As I mentioned in this other post, A.C. Dixon studied in 1890 a class of elliptic functions based on inverting the Abelian integral

$$\int\frac{\mathrm dt}{\left(1-t^3\right)^{2/3}}$$

(actually, he studied a more general class of elliptic functions based on the cubic $x^3+y^3-3\alpha xy=1$, but I'll confine myself to the case $\alpha=0$ and refer the interested to Dixon's paper for the general case.)

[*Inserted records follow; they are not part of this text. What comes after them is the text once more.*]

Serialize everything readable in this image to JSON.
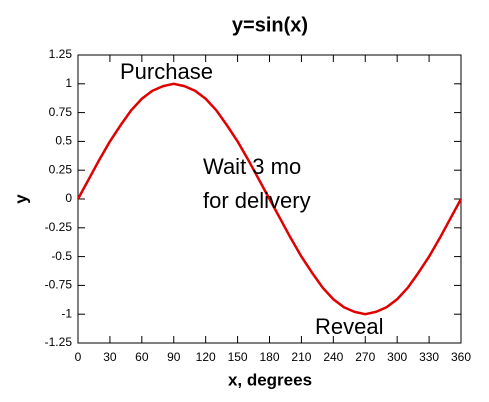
{
  "chart_data": {
    "type": "line",
    "title": "y=sin(x)",
    "x_label": "x, degrees",
    "y_label": "y",
    "x": [
      0,
      10,
      20,
      30,
      40,
      50,
      60,
      70,
      80,
      90,
      100,
      110,
      120,
      130,
      140,
      150,
      160,
      170,
      180,
      190,
      200,
      210,
      220,
      230,
      240,
      250,
      260,
      270,
      280,
      290,
      300,
      310,
      320,
      330,
      340,
      350,
      360
    ],
    "series": [
      {
        "color": "#e00000",
        "values": [
          0,
          0.17,
          0.34,
          0.5,
          0.64,
          0.77,
          0.87,
          0.94,
          0.98,
          1,
          0.98,
          0.94,
          0.87,
          0.77,
          0.64,
          0.5,
          0.34,
          0.17,
          0,
          -0.17,
          -0.34,
          -0.5,
          -0.64,
          -0.77,
          -0.87,
          -0.94,
          -0.98,
          -1,
          -0.98,
          -0.94,
          -0.87,
          -0.77,
          -0.64,
          -0.5,
          -0.34,
          -0.17,
          0
        ]
      }
    ],
    "xlim": [
      0,
      360
    ],
    "xticks": [
      0,
      30,
      60,
      90,
      120,
      150,
      180,
      210,
      240,
      270,
      300,
      330,
      360
    ],
    "ylim": [
      -1.25,
      1.25
    ],
    "yticks": [
      -1.25,
      -1,
      -0.75,
      -0.5,
      -0.25,
      0,
      0.25,
      0.5,
      0.75,
      1,
      1.25
    ],
    "annotations": [
      {
        "lines": [
          "Purchase"
        ]
      },
      {
        "lines": [
          "Wait 3 mo",
          "for delivery"
        ]
      },
      {
        "lines": [
          "Reveal"
        ]
      }
    ]
  }
}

In particular, there are the two Dixon elliptic functions $\mathrm{sm}(z,0)=\mathrm{sm}(z)$ and $\mathrm{cm}(z,0)=\mathrm{cm}(z)$ that satisfy $\mathrm{sm}^3(z)+\mathrm{cm}^3(z)=1$ and a bunch of other identities, and can be expressed in terms of Weierstrass $\wp$:

$$\mathrm{sm}(z)=\frac{6\wp\left(z;0,\frac1{27}\right)}{1-3\wp^\prime\left(z;0,\frac1{27}\right)}$$

$$\mathrm{cm}(z)=\frac{3\wp^\prime\left(z;0,\frac1{27}\right)+1}{3\wp^\prime\left(z;0,\frac1{27}\right)-1}$$

Both have the independent periods $\pi_3=B\left(\frac13,\frac13\right)$ (where $B(a,b)$ is the beta function) and $\pi_3\exp(2i\pi/3)$, and have poles at the points $z=\frac23\pi_3+k\pi_3,\;k\in\mathbb Z$ in the real line, as well as having a total of three poles and three zeros in each "fundamental hexagon". As can be surmised, these are related to the general solutions in Theo's answer, due to the fact that the Weierstrass function satisfies homogeneity relations.